Economic woes in the US and around the world could be set to get much worse before they get better, the Bank of International Settlements in Switzerland has warned.

The BIS – known as the central banker’s central bank – says there is significant risk the US could go into recession, while the world could see enter its most serious economic crisis since World War II.

“In the aftermath of a long credit-driven boom, it would not be surprising to see turmoil in financial markets, slowing real growth and temporarily rising inflation,” BIS says in its annual report.
“Their interaction does appear to point to a deeper and more protracted global downturn than the consensus view seems to expect. At the same time, inflationary forces, particularly in emerging market economies, could also prove unexpectedly strong and persistent.”

The BIS warns the world’s central banks that they shouldn’t respond to the crisis by cutting rates, over-easy credit in previous years being one of the key causes of the trouble we find ourselves in now.

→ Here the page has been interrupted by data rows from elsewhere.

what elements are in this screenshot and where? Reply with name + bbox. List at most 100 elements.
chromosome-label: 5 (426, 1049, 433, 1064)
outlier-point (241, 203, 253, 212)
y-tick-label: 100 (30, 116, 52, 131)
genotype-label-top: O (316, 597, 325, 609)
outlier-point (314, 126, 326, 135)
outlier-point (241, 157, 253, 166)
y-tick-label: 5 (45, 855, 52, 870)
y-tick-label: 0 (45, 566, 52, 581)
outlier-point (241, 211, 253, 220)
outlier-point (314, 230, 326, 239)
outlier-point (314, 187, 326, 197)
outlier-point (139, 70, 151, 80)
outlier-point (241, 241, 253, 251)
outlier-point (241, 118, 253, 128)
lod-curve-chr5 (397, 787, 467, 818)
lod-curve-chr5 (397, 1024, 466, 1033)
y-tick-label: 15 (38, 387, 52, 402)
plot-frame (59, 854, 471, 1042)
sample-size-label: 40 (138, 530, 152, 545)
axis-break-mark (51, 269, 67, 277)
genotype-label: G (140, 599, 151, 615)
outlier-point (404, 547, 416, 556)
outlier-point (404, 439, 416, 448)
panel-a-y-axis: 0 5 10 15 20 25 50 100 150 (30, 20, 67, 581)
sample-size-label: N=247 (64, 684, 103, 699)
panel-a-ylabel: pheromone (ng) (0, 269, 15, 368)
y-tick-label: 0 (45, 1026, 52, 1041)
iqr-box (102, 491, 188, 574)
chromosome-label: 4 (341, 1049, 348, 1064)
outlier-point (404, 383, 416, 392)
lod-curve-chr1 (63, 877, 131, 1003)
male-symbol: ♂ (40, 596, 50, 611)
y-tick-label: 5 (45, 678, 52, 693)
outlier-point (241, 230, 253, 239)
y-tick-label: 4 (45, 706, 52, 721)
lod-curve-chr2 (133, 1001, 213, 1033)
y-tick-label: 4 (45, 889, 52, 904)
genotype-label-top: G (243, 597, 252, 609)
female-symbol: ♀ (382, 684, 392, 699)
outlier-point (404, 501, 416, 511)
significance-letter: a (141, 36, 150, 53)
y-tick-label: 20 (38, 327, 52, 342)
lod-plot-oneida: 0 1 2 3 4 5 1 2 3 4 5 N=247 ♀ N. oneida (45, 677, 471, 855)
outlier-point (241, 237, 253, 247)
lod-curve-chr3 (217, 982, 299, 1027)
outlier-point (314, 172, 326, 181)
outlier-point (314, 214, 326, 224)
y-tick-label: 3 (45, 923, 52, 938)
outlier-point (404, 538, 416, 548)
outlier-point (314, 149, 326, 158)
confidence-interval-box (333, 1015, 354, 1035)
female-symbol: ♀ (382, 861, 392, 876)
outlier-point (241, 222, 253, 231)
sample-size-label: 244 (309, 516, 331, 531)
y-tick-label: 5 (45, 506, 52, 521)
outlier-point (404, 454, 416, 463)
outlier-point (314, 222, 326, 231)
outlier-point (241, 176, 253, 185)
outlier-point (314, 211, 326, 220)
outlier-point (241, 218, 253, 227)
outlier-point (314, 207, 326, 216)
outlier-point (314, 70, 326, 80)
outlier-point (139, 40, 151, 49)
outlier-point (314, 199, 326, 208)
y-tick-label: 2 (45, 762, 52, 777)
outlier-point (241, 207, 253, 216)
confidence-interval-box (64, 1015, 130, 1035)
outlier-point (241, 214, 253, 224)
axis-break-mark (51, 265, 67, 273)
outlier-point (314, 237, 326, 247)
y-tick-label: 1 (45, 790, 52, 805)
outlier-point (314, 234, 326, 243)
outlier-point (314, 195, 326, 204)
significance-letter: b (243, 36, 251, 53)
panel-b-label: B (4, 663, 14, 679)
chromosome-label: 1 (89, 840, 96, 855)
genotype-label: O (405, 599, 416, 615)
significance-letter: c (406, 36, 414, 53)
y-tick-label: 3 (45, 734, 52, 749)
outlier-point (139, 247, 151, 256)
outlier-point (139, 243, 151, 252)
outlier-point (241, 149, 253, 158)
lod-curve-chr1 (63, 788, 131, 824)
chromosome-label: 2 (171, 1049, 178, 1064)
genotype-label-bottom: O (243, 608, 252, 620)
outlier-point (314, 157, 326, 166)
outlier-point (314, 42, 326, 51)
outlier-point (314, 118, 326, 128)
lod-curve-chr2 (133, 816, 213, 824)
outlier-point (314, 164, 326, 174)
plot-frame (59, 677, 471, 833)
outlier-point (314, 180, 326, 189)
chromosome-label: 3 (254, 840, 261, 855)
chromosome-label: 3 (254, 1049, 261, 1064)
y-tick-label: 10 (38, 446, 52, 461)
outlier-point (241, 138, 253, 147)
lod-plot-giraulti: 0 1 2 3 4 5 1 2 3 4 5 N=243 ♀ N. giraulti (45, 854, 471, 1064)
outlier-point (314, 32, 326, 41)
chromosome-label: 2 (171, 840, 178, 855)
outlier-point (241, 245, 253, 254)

All that sounds a bit out of tune from an Australian perspective, of course, with today’s Reserve Bank of Australia meeting expected to devote much more time to the reasons for a rate hike than a cut.

While the market consensus is that the RBA will announce no change to rates at 2.30pm this afternoon, the key question for the future is when – or if – signs of a slowing economy are going to feed into a lower inflation rate.

A further significant pointer to the weakening economy has emerged today, with the Australian Industry Group-PricewaterhouseCoopers Australian Performance of Manufacturing index for June tumbling 4.2 points to 47, pulling it below the key 50 point line separating growth from contraction.

“Pressures on manufacturers from factors such as the high dollar and interest rates and the weaker global economy are being compounded on the ‘supply side’, by rapid increases in the costs of fuel and other key inputs such as steel and agricultural goods,” AIF chief executive Heather Ridout says.

And the SAI Global-Australian Chamber of Commerce and Industry investor confidence survey of more than 1200 business shows a strong decline in market conditions, with key measures such as sales, profits and investment levels all falling over the three months to June.

Businesses also reported declining confidence in the outlook, with most business saying the expect business conditions to weaken and sales and profits to fall.

On the markets today, the S&P/ASX200 has got off to a slow start for the new financial year, falling 0.3% on yesterday’s close to 5197.9 at 11.20am.

The Australian dollar has also fallen back a little from yesterday’s 25-year high of US96.68c to be trading at US95.77c at 11.20am.